Kontekstual dan Personal Melalui aturan ini polisi
mengasumsikan bahwa kata dan kebencian adalah objek yang eksis secara positif.
Dengan asumsi itu polisi memperkirakan bahwa menganalisis makna dan kebencian
dapat dilakukan dengan mudah. Padahal, sebagai sebuah lambang, kata merupakan
objek yang absurd. Bentuk, makna, dan fungsi kata tidak dapat dengan mudah
ditelaah karena hidup dalam semesta simbol, semesta konteks, dan semesta
persepsi.
Dalam Meaning of Meaning, misalnya, Ogden dan Richard (1923)
berpendapat, kata bukanlah objek otonom. Sebagai simbol, kata hanya dapat eksis
jika berelasi membentuk segitiga makna dengan konsep (thought) dan referensi
(reference). Hubungan segitiga ini bisa menjadi rumit karena konsep adalah
objek yang tak empiris, hanya eksis dalam pikiran manusia.
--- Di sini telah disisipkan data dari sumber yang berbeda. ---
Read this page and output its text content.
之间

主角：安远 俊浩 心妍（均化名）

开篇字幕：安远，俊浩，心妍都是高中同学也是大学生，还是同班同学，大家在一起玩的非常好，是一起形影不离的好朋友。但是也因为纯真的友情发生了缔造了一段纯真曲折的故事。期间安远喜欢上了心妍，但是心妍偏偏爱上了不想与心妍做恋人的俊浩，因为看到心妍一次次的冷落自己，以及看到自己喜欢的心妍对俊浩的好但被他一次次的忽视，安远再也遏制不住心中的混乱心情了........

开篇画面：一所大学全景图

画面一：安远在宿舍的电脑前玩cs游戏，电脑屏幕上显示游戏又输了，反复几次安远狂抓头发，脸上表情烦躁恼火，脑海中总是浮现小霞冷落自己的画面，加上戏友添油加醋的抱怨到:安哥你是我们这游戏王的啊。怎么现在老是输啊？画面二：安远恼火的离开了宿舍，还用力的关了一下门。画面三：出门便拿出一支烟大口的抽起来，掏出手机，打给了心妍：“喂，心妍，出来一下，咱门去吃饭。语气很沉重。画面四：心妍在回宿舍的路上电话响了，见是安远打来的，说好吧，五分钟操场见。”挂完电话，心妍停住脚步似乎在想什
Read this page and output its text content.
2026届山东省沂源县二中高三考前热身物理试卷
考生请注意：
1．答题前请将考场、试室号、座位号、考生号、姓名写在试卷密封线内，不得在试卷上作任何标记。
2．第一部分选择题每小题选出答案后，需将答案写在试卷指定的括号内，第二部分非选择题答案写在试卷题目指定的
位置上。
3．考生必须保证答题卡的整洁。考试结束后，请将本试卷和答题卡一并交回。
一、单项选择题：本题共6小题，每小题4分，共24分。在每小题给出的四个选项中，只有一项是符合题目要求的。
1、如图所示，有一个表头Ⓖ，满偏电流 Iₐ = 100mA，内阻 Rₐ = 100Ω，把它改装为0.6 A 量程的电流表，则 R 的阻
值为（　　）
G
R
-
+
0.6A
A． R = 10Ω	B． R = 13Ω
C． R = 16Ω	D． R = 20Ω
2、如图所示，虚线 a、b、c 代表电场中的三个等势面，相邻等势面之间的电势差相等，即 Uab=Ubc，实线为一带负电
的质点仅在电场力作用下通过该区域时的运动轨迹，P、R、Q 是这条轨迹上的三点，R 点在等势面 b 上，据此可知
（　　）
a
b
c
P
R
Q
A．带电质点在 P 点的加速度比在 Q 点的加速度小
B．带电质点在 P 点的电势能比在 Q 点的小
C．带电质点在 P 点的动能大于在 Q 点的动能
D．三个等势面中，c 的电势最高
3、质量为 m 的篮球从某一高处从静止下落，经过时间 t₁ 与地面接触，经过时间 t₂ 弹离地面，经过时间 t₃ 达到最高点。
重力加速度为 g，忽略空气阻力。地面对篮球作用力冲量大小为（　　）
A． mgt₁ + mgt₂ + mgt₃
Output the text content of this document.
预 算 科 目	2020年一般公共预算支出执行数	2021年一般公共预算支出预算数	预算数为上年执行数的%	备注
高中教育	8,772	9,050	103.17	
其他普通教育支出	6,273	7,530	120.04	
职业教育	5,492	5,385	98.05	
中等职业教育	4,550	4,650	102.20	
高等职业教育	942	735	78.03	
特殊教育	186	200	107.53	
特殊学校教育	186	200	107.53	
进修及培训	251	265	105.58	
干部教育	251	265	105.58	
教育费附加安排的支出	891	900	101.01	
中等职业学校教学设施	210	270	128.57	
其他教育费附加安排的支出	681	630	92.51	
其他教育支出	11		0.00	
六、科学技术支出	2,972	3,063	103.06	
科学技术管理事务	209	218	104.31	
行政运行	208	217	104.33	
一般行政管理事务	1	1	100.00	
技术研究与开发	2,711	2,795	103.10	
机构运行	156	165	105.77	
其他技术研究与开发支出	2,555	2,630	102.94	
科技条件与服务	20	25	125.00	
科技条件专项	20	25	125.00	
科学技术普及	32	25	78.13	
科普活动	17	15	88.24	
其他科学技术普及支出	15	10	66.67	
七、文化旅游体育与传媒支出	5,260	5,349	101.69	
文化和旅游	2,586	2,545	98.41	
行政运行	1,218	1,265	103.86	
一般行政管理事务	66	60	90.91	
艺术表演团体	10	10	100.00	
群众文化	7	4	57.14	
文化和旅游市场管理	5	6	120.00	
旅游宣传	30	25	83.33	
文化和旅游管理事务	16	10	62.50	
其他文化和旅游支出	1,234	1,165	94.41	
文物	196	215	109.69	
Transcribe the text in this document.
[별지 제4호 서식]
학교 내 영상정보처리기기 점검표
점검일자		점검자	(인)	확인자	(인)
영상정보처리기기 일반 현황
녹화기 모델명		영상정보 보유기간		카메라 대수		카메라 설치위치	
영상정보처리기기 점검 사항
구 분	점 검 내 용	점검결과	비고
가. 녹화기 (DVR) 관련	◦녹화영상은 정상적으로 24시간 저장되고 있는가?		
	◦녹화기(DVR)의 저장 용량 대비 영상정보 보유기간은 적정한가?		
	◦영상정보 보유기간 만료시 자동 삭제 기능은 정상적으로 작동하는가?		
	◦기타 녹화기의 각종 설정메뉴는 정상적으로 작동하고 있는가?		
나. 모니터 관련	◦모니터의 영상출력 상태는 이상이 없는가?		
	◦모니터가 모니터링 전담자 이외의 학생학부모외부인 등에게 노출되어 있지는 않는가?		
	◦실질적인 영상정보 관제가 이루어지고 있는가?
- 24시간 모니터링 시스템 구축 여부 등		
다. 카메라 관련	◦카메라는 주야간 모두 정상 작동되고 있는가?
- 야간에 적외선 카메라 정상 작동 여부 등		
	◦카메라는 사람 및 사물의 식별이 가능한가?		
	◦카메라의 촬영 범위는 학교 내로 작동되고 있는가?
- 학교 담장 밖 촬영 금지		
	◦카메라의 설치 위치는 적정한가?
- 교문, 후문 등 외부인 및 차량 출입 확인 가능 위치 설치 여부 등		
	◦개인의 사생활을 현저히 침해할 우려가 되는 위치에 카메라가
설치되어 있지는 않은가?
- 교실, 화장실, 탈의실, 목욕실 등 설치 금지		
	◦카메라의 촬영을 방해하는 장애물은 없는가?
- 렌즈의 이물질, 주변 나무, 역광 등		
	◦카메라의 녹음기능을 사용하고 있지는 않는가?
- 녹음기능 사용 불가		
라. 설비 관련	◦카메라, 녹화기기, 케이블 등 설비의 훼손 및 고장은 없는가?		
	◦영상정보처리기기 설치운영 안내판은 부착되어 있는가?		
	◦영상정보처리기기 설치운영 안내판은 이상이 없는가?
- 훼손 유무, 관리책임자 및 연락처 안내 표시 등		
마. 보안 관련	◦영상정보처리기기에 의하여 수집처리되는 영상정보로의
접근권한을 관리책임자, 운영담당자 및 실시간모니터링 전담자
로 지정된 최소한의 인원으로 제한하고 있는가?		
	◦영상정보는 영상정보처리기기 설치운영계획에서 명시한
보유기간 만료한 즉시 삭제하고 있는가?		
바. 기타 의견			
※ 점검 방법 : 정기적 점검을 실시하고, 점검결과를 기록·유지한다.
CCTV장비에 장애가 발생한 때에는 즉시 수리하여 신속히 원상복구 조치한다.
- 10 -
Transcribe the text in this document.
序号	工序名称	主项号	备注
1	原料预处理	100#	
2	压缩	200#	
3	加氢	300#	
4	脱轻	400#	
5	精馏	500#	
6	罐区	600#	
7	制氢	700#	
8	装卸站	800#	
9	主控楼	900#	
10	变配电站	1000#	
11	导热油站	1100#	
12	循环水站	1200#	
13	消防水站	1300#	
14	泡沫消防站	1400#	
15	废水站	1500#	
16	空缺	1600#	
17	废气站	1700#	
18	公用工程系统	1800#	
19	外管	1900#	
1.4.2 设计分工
Adapun referensi sebuah kata sangat bergantung pada
pengalaman penutur bahasa. Pada praktiknya, penggunaan kata senantiasa
mengalami penyimpangan karena penutur bahasa adalah pribadi kreatif. Mereka
selalu berupaya menemukan bentuk-bentuk ungkapan baru yang sama sekali berbeda
dengan aturan yang ada.
Dalam penggunaan ironi, misalnya, makna kontekstual kata
justru bisa bertolak belakang dari makna leksikalnya. Sebuah pujian dapat
disampaikan dengan kasar, tetapi sebaliknya: penghinaan bisa disampaikan dengan
santun dan positif. Kata juga objek yang bergerak secara dinamis dalam ruang
sosial. Makna kata tidak pernah ajeg meskipun telah dijaga makna leksikalnya
melalui Kamus Besar Bahasa Indonesia (KBBI). Makna kata akan terus berubah
seiring pengalaman dan perkembangan intelektual masyarakat.
Pada saat yang sama, makna kata bisa sangat berbeda pada satu
komunitas dengan komunitas lain. Konotasi atau nilai rasa kata berubah dengan
sangat cair. Kerumitan demikian akan semakin bertambah karena makna kata selalu
dipengaruhi konteks. Kata selalu lahir dari rahim situasi yang unik dan
spesifik. Makna kata hanya dapat dipahami dengan sempurna pada saat kata itu
dihasilkan, yakni ketika elemen-elemen konteks berfungsi membentuk makna.
Rekonstruksi kata berpotensi menghilangkan sebagian makna.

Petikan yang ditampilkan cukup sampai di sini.